Louis XIV, en ses belles années, avait applaudi à l'exécution des faux dévots; il avait encouragé Molière, il ne s'en souvenait plus. Tartufe mit des jupons et des coiffes, alors il ne le reconnut plus. Que dis-je! il lui fit fête, le pauvre homme! il lui ouvrit son palais et son lit, et finalement l'installa à côté de lui sur le trône. Ce fut l'apothéose de Tartufe.

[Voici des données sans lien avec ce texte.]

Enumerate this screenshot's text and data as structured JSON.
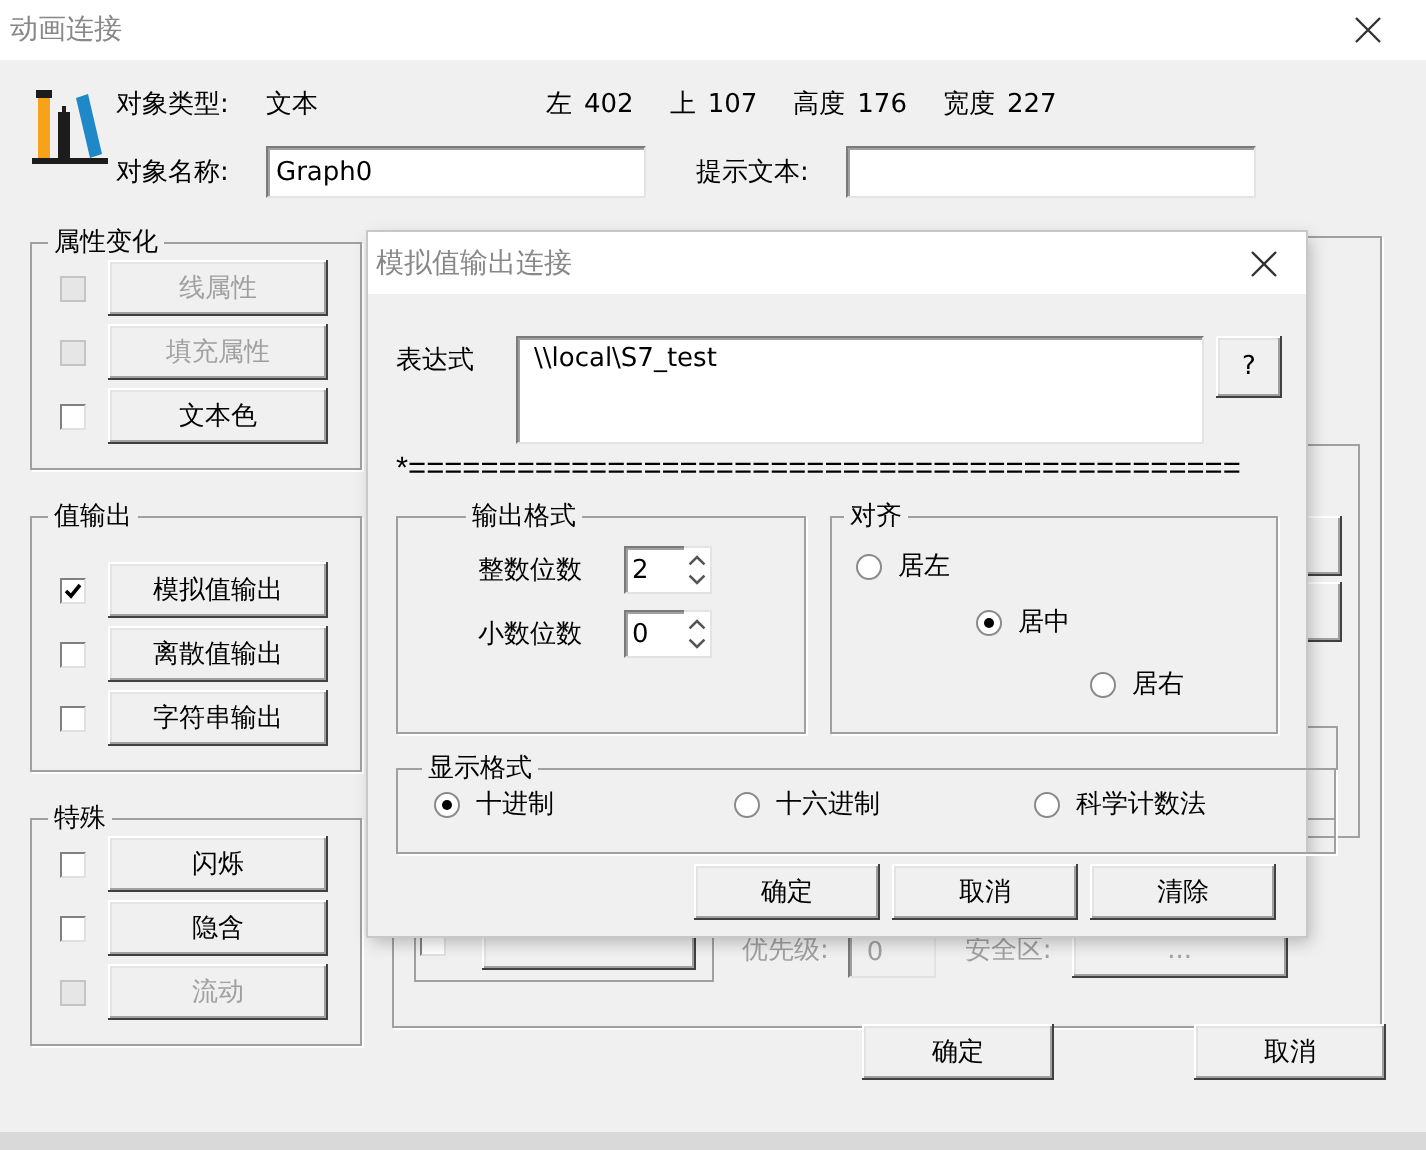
{
  "window": {
    "title": "动画连接"
  },
  "object": {
    "type_label": "对象类型:",
    "type_value": "文本",
    "name_label": "对象名称:",
    "name_value": "Graph0",
    "hint_label": "提示文本:"
  },
  "geometry": [
    {
      "label": "左",
      "value": "402"
    },
    {
      "label": "上",
      "value": "107"
    },
    {
      "label": "高度",
      "value": "176"
    },
    {
      "label": "宽度",
      "value": "227"
    }
  ],
  "groups": [
    {
      "title": "属性变化",
      "items": [
        {
          "label": "线属性",
          "checked": false,
          "disabled": true
        },
        {
          "label": "填充属性",
          "checked": false,
          "disabled": true
        },
        {
          "label": "文本色",
          "checked": false,
          "disabled": false
        }
      ]
    },
    {
      "title": "值输出",
      "items": [
        {
          "label": "模拟值输出",
          "checked": true,
          "disabled": false
        },
        {
          "label": "离散值输出",
          "checked": false,
          "disabled": false
        },
        {
          "label": "字符串输出",
          "checked": false,
          "disabled": false
        }
      ]
    },
    {
      "title": "特殊",
      "items": [
        {
          "label": "闪烁",
          "checked": false,
          "disabled": false
        },
        {
          "label": "隐含",
          "checked": false,
          "disabled": false
        },
        {
          "label": "流动",
          "checked": false,
          "disabled": true
        }
      ]
    }
  ],
  "right_panel": {
    "checked": false,
    "priority_label": "优先级:",
    "priority_value": "0",
    "safety_label": "安全区:",
    "safety_button": "..."
  },
  "buttons": [
    "确定",
    "取消"
  ],
  "dialog": {
    "title": "模拟值输出连接",
    "expression_label": "表达式",
    "expression": "\\\\local\\S7_test",
    "help_button": "?",
    "separator": "*==============================================",
    "output_format": {
      "title": "输出格式",
      "fields": [
        {
          "label": "整数位数",
          "value": "2"
        },
        {
          "label": "小数位数",
          "value": "0"
        }
      ]
    },
    "align": {
      "title": "对齐",
      "options": [
        {
          "label": "居左",
          "selected": false
        },
        {
          "label": "居中",
          "selected": true
        },
        {
          "label": "居右",
          "selected": false
        }
      ]
    },
    "display": {
      "title": "显示格式",
      "options": [
        {
          "label": "十进制",
          "selected": true
        },
        {
          "label": "十六进制",
          "selected": false
        },
        {
          "label": "科学计数法",
          "selected": false
        }
      ]
    },
    "buttons": [
      "确定",
      "取消",
      "清除"
    ]
  }
}
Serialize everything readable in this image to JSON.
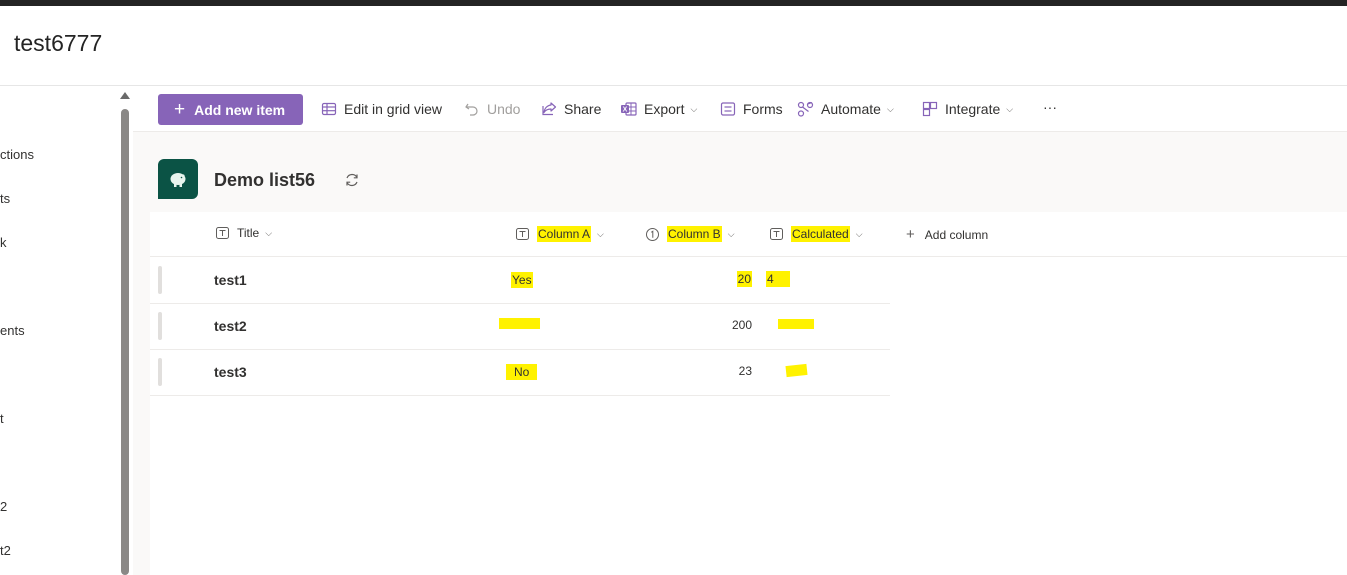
{
  "site": {
    "title": "test6777"
  },
  "leftnav": {
    "items": [
      "ctions",
      "ts",
      "k",
      "ents",
      "t",
      "2",
      "t2"
    ]
  },
  "toolbar": {
    "add_new_item": "Add new item",
    "edit_grid": "Edit in grid view",
    "undo": "Undo",
    "share": "Share",
    "export": "Export",
    "forms": "Forms",
    "automate": "Automate",
    "integrate": "Integrate",
    "more": "···"
  },
  "list": {
    "title": "Demo list56"
  },
  "grid": {
    "columns": [
      "Title",
      "Column A",
      "Column B",
      "Calculated"
    ],
    "add_column": "Add column",
    "rows": [
      {
        "title": "test1",
        "column_a": "Yes",
        "column_b": "20",
        "calculated": "4"
      },
      {
        "title": "test2",
        "column_a": "",
        "column_b": "200",
        "calculated": ""
      },
      {
        "title": "test3",
        "column_a": "No",
        "column_b": "23",
        "calculated": ""
      }
    ]
  },
  "colors": {
    "accent": "#8764b8",
    "list_icon": "#0b5345",
    "highlight": "#fff200"
  },
  "icons": [
    "plus-icon",
    "grid-view-icon",
    "undo-icon",
    "share-icon",
    "excel-icon",
    "forms-icon",
    "automate-icon",
    "integrate-icon",
    "more-icon",
    "refresh-icon",
    "text-column-icon",
    "number-column-icon",
    "add-column-icon",
    "chevron-down-icon"
  ]
}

Jamais pouvoir ne fut moins éclatant et pourtant plus réel que celui de madame de Maintenon; elle eut la main à tout.—Elle fit des généraux et des ministres, plus nuls les uns que les autres, mais les uns et les autres ses créatures. Louis XIV n'avait rien à lui refuser; elle le dominait par le cœur, par les sens et par la conscience; seule elle était l'arbitre de son bonheur en ce monde et dans l'autre. Favorite d'un genre nouveau, elle tenait du directeur et de la maîtresse, et un confessionnal était le boudoir de ses glaciales amours.

Plus on étudie le caractère de cette femme froide, sèche, moins on a pour elle de sympathie; toute sa conduite est louche comme sa position. Rien de net, d'arrêté, de précis; elle hésite, elle tergiverse, elle ne sait dire ni oui, ni non. Tout est vague, ambigu, voilé; il n'y a de positif en elle que sa souplesse. Les péripéties de sa vie expliquent jusqu'à un certain point ce caractère. Ambitieuse, passionnée, la première moitié de sa vie n'est qu'une longue humiliation, sa jeunesse se passe, sa beauté se fane, avant qu'elle ait même l'espérance d'une situation dans le monde; admise un peu partout, mais en subalterne, elle ne sauve sa position qu'à force d'habileté et d'aménité insinuante; il lui reste de toutes ces épreuves quelque chose de vil et de bas, le sceau indélébile de la domesticité.

C'est dans la conciergerie de la prison de Niort que naquit, le 2 novembre 1635, d'une vieille famille calviniste, Françoise d'Aubigné, la future marquise de Maintenon. Constant d'Aubigné, son père, fils maudit et déshérité du vieil Agrippa, avait eu une triste vie, infamante à plus d'un titre, et était alors enfermé pour des intelligences avec le gouvernement anglais.

Rendu à la liberté, sur les sollicitations pressantes de sa femme, il partit avec toute sa famille pour la Martinique, où l'on commençait à fonder des établissements, et où il espérait rétablir promptement sa fortune follement dissipée.

«On aime à entourer de merveilleux l'enfance des personnes célèbres,» aussi la biographie de madame de Maintenon commence presque comme un conte de Perrault. Elle tombe malade sur le vaisseau, on la croit morte, on va la jeter à la mer, un mouvement qu'elle fait la sauve. Elle n'échappe à ce danger que pour en courir un plus grand encore. Des corsaires sont au moment de s'emparer du vaisseau qui la porte; par bonheur un ouragan éloigne les pirates. À la Martinique, une servante imprudente laisse seule sur le rivage la petite Françoise, et il s'en faut de rien qu'elle ne soit dévorée par un énorme serpent.

Mais des malheurs plus grands et plus réels l'attendaient. Son père refit en effet sa fortune, mais il la dissipa de nouveau au jeu, et il mourut comme il perdait son dernier louis, laissant sa femme et ses enfants dans un dénûment absolu.

Revenue en France avec la petite Françoise, alors âgée de dix ans, madame d'Aubigné, réduite à la plus profonde misère, fut obligée de travailler de ses mains pour vivre, tandis qu'elle poursuivait les débris de la fortune de son mari. Ses affaires l'ayant rappelée à la Martinique, elle confia sa fille à madame de Villette, qui eut pour elle une tendresse maternelle.

Ce bonheur dura peu; la jeune d'Aubigné fut arrachée de cette maison par madame de Neuillant, catholique zélée, qui, se fondant sur sa parenté, obtint par autorité de justice le droit d'élever et de convertir sa jeune parente.

C'est une des phases les plus terribles de la vie si agitée de mademoiselle d'Aubigné: elle tenait au culte réformé, et madame de Neuillant voulait absolument lui faire accepter la religion romaine. «On employa d'abord la douceur et les caresses, en vain. On voulut la vaincre alors par les humiliations et les duretés. On la confondit avec les domestiques, et on la chargea des plus bas détails de la maison. «Je commandais à la basse-cour, a-t-elle dit depuis, et c'est par là que son règne a commencé. Tous les matins, une gaule à sa main et un petit panier sous son bras, on l'envoyait garder les dindons, avec défense de toucher aux provisions du panier avant d'avoir appris cinq quatrains de Pibrac.»